Retrait américain de l'accord de Paris: une décision «terrible»

Pour Stephen Gorman, photographe américain de l'Arctique, la décision du président Donald Trump de retirer les États-Unis de l'Accord de Paris est «terrible» alors que les effets du réchauffement climatique se font de plus en plus sentir.
«C'est terrible!», a simplement répondu Stephen Gorman, qui venait d'apprendre la décision du président quelques minutes avant le vernissage de l'exposition Regard sur l'Arctique et Étoiles boréales qui est présentée jusqu'au 14 juin aux bureaux de Parcs Canada à Québec.
«Je ne veux pas trop commenter l'aspect politique car les causes de la pollution atmosphérique sont trop complexes. Cependant, notre survie économique dépend de notre consommation et de notre production de déchets. C'est un cercle vicieux et il faudra un esprit très créatif pour nous permettre d'en sortir», a-t-il poursuivi en entrevue avec Le Soleil.
D'après lui, une décision comme celle du président Trump est l'une des raisons pour lesquelles il faut «continuer de montrer ces images de l'Arctique». «De cette façon, les gens peuvent créer des liens avec ces gens et ces animaux. Il faut montrer au monde ce qui est en train de se perdre. Je fais ce travail car je sais que je suis l'une des rares chances pour les gens de New York, Montréal et Québec de voir ces endroits.»
Détenteur d'une maîtrise en études environnementales de l'Université Yale, c'est avec sa plume et son appareil photo que le natif de New York, qui a passé une partie de sa jeunesse en Belgique, a décidé de mener son combat pour la survie de l'Arctique. Il a signé cinq livres grand format et plusieurs articles dans des magazines américains sur ce sujet qui le passionne depuis que ses parents lui on lu L'Appel de la Forêt de Jack London quand il avait 3 ans.

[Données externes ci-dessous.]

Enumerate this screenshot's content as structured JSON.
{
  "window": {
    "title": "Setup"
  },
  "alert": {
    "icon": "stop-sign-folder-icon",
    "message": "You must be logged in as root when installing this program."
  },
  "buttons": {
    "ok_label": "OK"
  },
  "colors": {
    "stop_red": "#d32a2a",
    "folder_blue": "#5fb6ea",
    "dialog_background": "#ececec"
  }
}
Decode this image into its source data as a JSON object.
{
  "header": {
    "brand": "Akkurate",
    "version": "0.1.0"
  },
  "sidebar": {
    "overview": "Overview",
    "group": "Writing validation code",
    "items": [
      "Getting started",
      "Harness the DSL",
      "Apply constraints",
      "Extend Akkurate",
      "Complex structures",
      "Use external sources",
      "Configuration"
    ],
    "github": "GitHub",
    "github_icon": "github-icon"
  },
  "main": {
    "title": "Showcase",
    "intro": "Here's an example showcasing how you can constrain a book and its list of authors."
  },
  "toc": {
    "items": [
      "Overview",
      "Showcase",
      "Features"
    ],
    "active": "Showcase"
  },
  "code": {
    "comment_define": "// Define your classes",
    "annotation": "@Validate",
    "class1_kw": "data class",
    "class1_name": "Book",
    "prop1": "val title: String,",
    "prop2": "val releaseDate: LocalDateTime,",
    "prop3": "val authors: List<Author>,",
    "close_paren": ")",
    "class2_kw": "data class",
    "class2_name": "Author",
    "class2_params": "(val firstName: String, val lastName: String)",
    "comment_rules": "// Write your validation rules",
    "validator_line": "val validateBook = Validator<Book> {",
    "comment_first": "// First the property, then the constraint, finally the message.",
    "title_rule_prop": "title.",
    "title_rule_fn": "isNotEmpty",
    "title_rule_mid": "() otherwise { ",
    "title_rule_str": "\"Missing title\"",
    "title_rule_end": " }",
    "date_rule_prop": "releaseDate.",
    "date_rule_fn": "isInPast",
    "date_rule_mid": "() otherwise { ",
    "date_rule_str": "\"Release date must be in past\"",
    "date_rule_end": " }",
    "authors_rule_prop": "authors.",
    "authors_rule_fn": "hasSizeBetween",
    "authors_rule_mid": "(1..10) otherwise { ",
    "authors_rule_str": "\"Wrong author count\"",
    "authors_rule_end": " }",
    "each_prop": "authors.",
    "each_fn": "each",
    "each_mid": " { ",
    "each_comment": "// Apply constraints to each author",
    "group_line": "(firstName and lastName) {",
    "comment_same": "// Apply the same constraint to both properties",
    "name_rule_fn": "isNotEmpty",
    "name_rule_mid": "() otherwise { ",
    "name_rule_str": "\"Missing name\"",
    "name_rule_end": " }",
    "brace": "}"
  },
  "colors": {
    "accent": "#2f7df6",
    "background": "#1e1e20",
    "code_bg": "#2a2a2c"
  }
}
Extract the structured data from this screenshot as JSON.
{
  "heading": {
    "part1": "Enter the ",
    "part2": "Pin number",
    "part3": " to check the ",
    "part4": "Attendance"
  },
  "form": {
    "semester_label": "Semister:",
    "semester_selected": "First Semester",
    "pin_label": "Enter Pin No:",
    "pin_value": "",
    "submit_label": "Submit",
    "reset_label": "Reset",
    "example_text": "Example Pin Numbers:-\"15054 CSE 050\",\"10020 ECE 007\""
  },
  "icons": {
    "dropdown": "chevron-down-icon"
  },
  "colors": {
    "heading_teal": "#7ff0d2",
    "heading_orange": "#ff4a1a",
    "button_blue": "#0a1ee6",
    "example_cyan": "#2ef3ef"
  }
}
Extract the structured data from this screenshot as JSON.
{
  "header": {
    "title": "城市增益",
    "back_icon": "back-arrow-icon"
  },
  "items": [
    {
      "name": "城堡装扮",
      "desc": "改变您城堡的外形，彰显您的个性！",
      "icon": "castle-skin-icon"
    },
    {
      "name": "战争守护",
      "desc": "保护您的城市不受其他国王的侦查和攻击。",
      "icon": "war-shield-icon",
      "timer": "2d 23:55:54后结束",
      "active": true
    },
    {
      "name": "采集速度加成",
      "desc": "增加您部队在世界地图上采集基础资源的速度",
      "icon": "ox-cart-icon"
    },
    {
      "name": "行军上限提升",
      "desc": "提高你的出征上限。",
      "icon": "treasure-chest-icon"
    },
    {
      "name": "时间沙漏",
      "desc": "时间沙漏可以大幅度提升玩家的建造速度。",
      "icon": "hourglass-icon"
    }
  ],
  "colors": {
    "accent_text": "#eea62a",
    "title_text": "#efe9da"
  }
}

Au cours des dernières années, il a donc parcouru l'Alaska, le Grand Nord canadien et le Groenland pour présenter au reste du monde des images de ces régions éloignées et des effets des changements climatiques.
«Le climat change, c'est indéniable. J'ai vu plusieurs ours polaires sous le stress. J'en ai vu prisonniers d'îles jusqu'à ce que la glace reprenne. Certains sont morts de faim. J'en ai vu d'autres s'adapter tant bien que mal, comme cet ours qui vivait dans une colonie d'oiseaux, qui sont devenus sa source de nourriture», raconte le photographe.
Sensibiliser
Stephen Gorman souhaite sensibiliser les populations aux défis de l'Arctique, de sa faune et de ses habitants, les Inuit. «Vous savez, la culture des Inuit et la «culture» des ours polaires vient de la glace. Ils en ont besoin pour chasser, pour se déplacer. Et les deux s'adaptent d'une façon ou d'une autre à la nouvelle réalité. Il y a ce parallèle entre les deux.»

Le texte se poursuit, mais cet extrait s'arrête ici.